Science | October 10, 2017 11:29 am

At Least 11 Dead in California Wine Country as Wildfires Continue to Burn

One of the most-damaging blazes in modern Californian history, the fires have burned at least 1,500 structures.

wildfires
An inmate firefighter monitors flames as a house burns in the Napa wine region in California on October 9, 2017, as multiple wind-driven fires continue to whip through the region. / AFP PHOTO / JOSH EDELSON (Photo credit should read JOSH EDELSON/AFP/Getty Images)
AFP/Getty Images

Fires in California’s wine country have killed at least 11 people, injured dozens of others, and destroyed more than 1,500 homes and businesses, including prominent wineries.

According to San Francisco Chroniclethe fires in Napa, Sonoma and Mendocino counties are supercharged by powerful winds. They started in the middle of the night and raced through neighborhoods, jumping freeways. The wind gusts were up to 70 mph and pushed walls of flames nearly 100 feet high.

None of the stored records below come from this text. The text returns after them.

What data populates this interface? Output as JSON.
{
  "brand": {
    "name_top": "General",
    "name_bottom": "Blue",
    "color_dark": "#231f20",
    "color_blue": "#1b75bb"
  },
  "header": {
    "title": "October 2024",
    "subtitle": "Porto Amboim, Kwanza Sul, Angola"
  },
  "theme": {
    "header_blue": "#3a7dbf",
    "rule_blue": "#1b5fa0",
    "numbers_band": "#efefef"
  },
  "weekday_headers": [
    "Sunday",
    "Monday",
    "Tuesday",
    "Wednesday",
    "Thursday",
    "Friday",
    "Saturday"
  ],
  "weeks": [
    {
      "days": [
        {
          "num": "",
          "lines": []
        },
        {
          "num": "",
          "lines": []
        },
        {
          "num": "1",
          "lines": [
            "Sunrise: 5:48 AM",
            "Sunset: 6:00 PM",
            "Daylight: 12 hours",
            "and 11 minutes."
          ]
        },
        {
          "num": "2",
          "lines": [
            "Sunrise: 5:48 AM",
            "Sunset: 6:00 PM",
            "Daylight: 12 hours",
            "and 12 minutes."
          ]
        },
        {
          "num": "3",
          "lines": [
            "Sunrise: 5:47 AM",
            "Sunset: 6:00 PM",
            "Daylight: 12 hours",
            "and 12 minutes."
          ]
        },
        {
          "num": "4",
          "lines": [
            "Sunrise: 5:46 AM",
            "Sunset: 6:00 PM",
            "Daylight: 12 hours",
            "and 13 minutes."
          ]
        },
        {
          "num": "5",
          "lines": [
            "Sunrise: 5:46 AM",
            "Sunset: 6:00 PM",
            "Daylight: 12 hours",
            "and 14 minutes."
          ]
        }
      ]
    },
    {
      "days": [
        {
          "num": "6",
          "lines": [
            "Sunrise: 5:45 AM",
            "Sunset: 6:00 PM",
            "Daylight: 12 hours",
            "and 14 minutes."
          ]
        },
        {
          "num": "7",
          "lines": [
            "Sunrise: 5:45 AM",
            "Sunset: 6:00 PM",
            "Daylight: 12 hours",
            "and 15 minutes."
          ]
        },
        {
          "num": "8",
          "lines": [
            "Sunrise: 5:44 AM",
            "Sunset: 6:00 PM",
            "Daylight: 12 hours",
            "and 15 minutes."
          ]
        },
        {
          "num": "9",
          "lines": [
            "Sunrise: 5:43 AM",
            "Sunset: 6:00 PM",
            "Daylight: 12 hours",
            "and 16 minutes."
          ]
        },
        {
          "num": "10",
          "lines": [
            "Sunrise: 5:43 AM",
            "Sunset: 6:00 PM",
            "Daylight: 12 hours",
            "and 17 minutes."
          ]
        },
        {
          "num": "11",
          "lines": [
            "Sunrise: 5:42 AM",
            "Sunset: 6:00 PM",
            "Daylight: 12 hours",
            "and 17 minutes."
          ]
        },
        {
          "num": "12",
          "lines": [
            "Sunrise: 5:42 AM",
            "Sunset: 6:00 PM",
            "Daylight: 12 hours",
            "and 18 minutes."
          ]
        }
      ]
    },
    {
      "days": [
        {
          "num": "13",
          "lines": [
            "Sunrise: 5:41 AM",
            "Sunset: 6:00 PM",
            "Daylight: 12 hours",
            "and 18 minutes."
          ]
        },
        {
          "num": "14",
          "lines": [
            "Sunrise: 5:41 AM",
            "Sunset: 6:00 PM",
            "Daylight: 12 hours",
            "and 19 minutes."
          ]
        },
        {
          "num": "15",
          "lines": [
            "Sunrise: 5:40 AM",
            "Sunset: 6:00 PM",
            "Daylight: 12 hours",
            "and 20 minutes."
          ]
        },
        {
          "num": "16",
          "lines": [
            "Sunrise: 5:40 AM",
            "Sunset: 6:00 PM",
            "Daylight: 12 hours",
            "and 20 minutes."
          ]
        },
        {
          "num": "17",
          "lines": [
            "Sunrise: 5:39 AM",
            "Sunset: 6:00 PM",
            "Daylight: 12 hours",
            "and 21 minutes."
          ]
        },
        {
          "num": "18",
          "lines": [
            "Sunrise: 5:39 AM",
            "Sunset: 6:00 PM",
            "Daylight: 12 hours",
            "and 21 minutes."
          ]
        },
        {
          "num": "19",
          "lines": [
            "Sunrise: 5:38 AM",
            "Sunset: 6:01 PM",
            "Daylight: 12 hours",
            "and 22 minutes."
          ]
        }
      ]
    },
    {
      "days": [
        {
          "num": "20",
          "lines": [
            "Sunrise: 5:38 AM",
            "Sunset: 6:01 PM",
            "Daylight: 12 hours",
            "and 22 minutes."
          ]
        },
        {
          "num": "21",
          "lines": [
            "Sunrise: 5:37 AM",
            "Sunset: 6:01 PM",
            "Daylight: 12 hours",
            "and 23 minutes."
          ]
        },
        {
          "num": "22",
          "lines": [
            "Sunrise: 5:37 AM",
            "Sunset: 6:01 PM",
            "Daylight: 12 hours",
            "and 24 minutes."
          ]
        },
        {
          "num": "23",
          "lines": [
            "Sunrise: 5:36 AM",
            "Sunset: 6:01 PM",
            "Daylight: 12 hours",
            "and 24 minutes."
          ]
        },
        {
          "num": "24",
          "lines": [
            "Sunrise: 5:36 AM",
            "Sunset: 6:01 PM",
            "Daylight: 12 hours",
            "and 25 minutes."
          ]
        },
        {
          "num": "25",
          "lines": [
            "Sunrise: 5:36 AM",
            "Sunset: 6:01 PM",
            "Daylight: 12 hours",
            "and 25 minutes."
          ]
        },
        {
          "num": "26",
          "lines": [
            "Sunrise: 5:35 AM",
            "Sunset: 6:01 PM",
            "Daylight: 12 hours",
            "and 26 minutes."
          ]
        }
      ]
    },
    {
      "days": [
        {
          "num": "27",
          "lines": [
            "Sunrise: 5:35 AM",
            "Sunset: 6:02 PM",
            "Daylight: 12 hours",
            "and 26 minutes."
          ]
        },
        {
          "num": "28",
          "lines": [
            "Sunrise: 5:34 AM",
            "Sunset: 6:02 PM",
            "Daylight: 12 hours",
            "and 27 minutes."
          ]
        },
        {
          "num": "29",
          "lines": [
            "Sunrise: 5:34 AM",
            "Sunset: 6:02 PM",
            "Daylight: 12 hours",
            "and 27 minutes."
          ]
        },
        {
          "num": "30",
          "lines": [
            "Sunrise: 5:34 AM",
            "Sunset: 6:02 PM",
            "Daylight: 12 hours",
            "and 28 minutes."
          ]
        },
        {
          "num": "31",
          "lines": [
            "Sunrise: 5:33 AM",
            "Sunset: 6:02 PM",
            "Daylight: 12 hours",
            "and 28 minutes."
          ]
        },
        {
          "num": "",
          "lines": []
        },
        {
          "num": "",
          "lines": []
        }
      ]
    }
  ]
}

Most people who fled barely had time to grab car keys or their pets. And unfortunately, some did not make it out at all. Sonoma County sheriff’s officials said seven people died in their county, while two people died in Napa, and at least one person was killed in Mendocino County and another in Yuba County, reports the San Francisco Chronicle. More than 100 people were treated at hospitals for burns and smoke inhalations, among other injuries, in Napa and Sonoma. The California Highway Patrol said it used helicopters to rescue 42 people, including vineyard works

This is one of the most damaging series of blazes in modern California history. Sonoma County officials have received more than 100 reports of missing people as of Monday evening, reports the San Francisco Chronicle. Californian Gov. Jerry Brown declared a state of emergency for Napa, Sonoma and Yuba counties. The flames have covered 103,000 acres and covered most of the Bay Area in smoke.

Officials are still looking for the cause of the fires. Residents describe fleeing their houses in the middle of the night, according to the San Francisco Chronicle. The fires hit during a record-setting year of heat and persistent drought.